How do you ensure that funds ear-marked for a donor-specified issue goes toward that issue and not something else?
You don't sponsor people or projects to complete specific issues or build specific features in the first place. Sponsorship is a reward and token of appreciation for doing good work.
Some don't mind doing the overall reward and appreciation thing. And some just have that particular issue that they want handled so the project works - better - for them. Both cases are valid.
Yes, and donation/sponsorship is not the tool for the latter.
What matters is if it works out (gains traction) or not.
I'm not sure how that's related to your initial question of "How do you ensure that funds ear-marked for a donor-specified issue goes toward that issue and not something else?"

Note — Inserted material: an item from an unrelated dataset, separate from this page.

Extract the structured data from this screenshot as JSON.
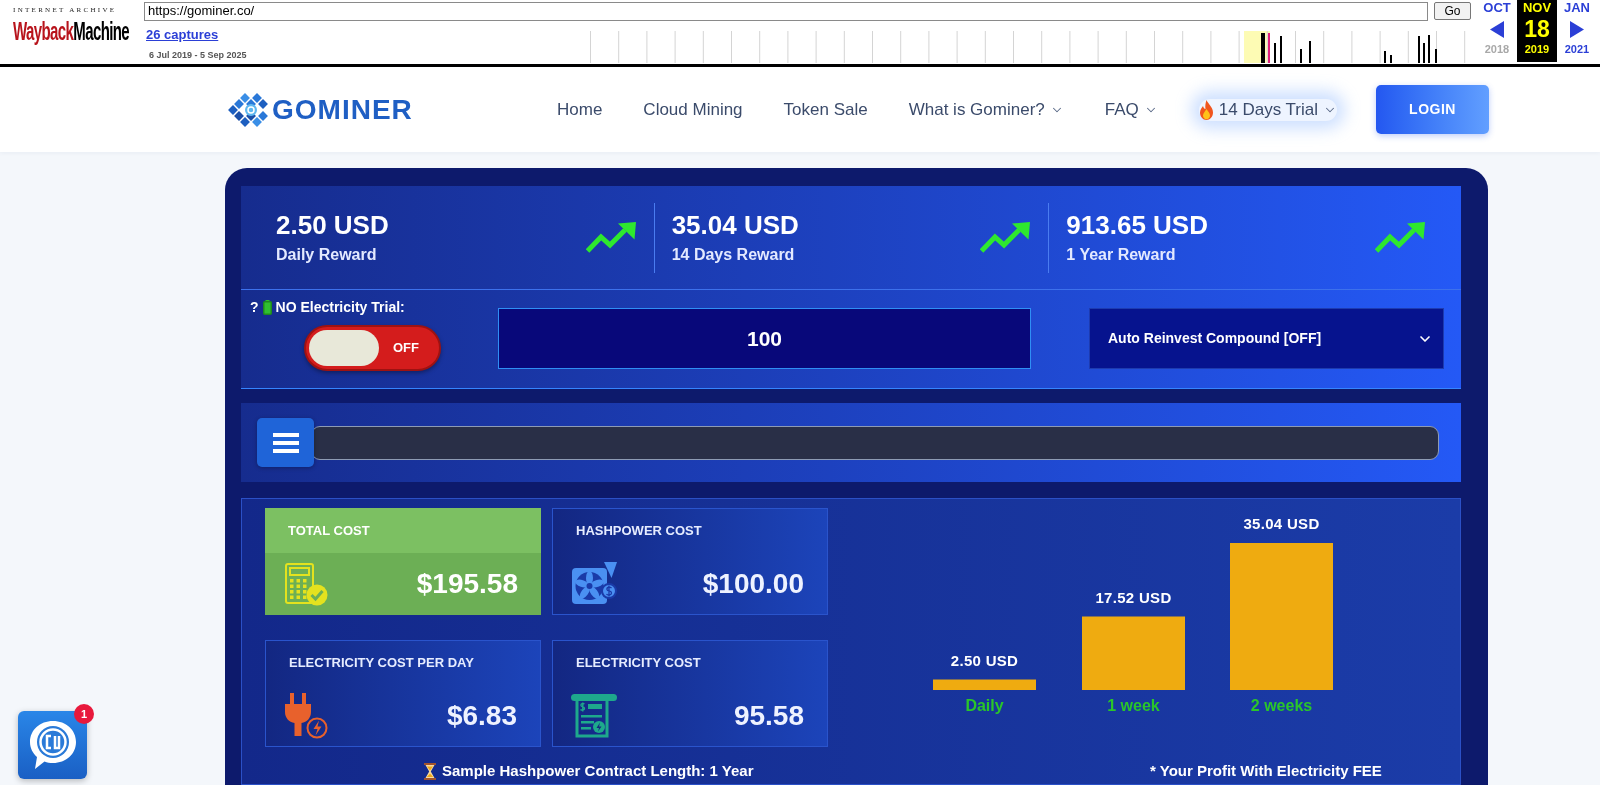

If you want that, negotiate a contract.

Then you offer to pay the maintainer their consulting rate to do it if they are willing.
That's one way to go about it, but doesn't exactly work when one has targeted requirements in 20 different projects.
You hit up the maintainer and negotiate a deal for that?

If all you’ve got is relative pocket change they probably aren’t going to agree but if you put real money behind it and it doesn’t go against their vision of the project then most people would be willing to accept actual contracting work to expand their project.

Sounds like a lot of trouble to go through, vs just sending some funds to a wallet with the assurance it'll go where you want it to or return to you.
You actually hire a developer to work on that issue and not something else.
Pretty much what this ensures. Just that the "developer" is a LLM agent.